KIA's new Grand Tourer, the car with a Stinger in the tail - and here's how our First Drive went
First drive in Mallorca: KIA Stinger
KIA'S new Stinger is a radical departure for the Korean firm.
This latest car has impressive credentials, with the range headed up by a 3.3-litre twin turbo V6 pushing out 370bhp.
This is the first version that we'll see in Ireland by the year's end, with a price tag of €66,495.
That is certainly rarefied territory, and it puts the Stinger up against some hefty competition.
Kia are at pains to point out they are not a premium brand and neither is the Stinger a premium saloon, but it's inevitable comparisons will be made.
Only a handful of V6 models will be imported and they won't be cheap to run, just making it into Band F for an annual road tax of €1,200.
We got our first drive of the new car in Mallorca and appropriately started at a racing circuit, twisty enough to provide a real test of the chassis.
We started with the V6, which in Europe comes with four-wheel drive.
The conversion to right-hand drive means that we will only get rear-wheel drive versions.
Even with the extra traction, it was ridiculously easy to hang the tail out in Sport+ mode, which deactivates the traction control.
It's a forgiving car, though, and it wasn't hard to get it back into line.
The Stinger has a capable chassis, which isn't surprising given that Kia now employ Albert Biermann, whose last job was heading up BMW's M division.
Most of the chassis development work was carried out at the famous Nurburgring.
Of course, even the fastest road cars can be found wanting on track, but the Stinger impressed, although you can feel that it's not a lightweight car.
Kia call it a full five-seater and, although it's quite a long vehicle, the back seat is a bit cramped for three, particularly with the transmission tunnel.
We also had the chance to try the 2-litre turbo petrol with rear-wheel drive and, even though it wasn't as powerful, it gave a good account of itself.
I actually preferred its handling as it felt much nimbler around the circuit.
Out on the road later in the V6, we encountered damp and greasy roads and found the chassis was still inclined to be a bit lively in Sport mode.
Enthusiastic cornering resulted in a little blip from the rear of the car.
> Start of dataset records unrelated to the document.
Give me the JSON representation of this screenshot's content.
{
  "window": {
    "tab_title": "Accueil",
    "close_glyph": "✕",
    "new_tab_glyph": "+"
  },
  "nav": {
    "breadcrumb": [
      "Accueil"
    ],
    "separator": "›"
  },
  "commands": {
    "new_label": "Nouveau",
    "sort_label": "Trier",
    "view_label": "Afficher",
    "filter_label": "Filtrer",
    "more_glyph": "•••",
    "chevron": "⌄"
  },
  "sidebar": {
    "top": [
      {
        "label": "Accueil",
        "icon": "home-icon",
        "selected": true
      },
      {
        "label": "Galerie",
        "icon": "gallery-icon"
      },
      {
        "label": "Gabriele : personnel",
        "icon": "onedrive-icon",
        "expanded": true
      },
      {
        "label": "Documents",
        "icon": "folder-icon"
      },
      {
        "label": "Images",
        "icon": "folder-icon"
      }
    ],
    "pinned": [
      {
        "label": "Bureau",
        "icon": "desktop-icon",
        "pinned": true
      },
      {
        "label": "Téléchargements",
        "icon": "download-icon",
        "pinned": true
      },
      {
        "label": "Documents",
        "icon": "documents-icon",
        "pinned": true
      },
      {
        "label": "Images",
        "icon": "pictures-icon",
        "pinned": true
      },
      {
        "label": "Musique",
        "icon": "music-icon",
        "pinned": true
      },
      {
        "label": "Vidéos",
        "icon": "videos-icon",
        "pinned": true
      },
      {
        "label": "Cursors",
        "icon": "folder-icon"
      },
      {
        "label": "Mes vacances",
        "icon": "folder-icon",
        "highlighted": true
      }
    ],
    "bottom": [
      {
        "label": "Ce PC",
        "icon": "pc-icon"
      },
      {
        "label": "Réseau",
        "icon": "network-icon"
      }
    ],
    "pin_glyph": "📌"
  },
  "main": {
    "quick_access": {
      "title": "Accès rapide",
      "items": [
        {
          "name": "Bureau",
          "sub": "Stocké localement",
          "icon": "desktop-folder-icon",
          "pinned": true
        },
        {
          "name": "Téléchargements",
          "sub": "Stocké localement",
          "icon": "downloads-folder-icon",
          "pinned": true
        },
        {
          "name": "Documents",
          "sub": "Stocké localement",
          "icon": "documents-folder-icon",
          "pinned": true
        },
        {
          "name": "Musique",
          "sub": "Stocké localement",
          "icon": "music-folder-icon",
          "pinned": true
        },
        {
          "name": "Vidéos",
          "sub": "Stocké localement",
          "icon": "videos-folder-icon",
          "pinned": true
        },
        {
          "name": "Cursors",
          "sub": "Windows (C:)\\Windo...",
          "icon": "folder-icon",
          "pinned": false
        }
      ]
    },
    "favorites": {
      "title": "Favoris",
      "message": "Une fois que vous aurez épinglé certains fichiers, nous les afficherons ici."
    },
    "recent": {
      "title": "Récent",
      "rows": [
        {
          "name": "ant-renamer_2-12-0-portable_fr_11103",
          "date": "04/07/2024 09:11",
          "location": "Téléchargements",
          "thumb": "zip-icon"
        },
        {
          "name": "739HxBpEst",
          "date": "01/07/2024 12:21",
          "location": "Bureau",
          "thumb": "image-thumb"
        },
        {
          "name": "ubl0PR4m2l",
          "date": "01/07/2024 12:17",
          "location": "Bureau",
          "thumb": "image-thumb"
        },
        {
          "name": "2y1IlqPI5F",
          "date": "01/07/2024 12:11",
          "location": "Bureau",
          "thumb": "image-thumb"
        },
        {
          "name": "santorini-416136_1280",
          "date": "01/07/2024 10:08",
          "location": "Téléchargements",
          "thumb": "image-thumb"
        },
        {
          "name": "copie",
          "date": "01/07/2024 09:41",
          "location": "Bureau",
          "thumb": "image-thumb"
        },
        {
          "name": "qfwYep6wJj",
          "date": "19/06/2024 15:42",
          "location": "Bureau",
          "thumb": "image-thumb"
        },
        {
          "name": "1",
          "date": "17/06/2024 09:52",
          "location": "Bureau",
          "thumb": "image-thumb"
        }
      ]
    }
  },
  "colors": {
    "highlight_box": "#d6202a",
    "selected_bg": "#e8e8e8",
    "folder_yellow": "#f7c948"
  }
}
Not enough to require a correction, but I'd imagine for an inexperienced driver it would be a bit disconcerting.
The car itself is comfortable over long distances and Kia describe it as more a GT than a sports car.
It certainly has plenty of performance and an ability to easily get by slower traffic. The only thing missing is an engine note of real quality.
Most of what you hear is artificially generated and doesn't fully convince.
By contrast, the interior is nicely laid out around a large touch screen and everything seems to be well built.
The cabin is not quite at the level of the best in the class, but it's not far off either. You sit low down in comfortable bucket seats and the whole ambience is sporty.
Equipment levels are comprehensive, including heated and ventilated leather seats.
GT models also get 19in wheels, LED headlamps, dual twin exhausts and Brembo disc brakes with red calipers.
I got a chance to briefly drive the 2.2-litre diesel that will arrive in March 2018 in GT Line trim. With 200bhp, it doesn't quite have the pace of the V6, but against the competition it stacks up well.
It's expected to sell for around €53,000 with the 8spd automatic, which is fitted as standard to every Stinger.
This new sports saloon is the ultimate halo car.
Even Kia don't expect it to sell in huge numbers, but it's certainly a brave statement of intent.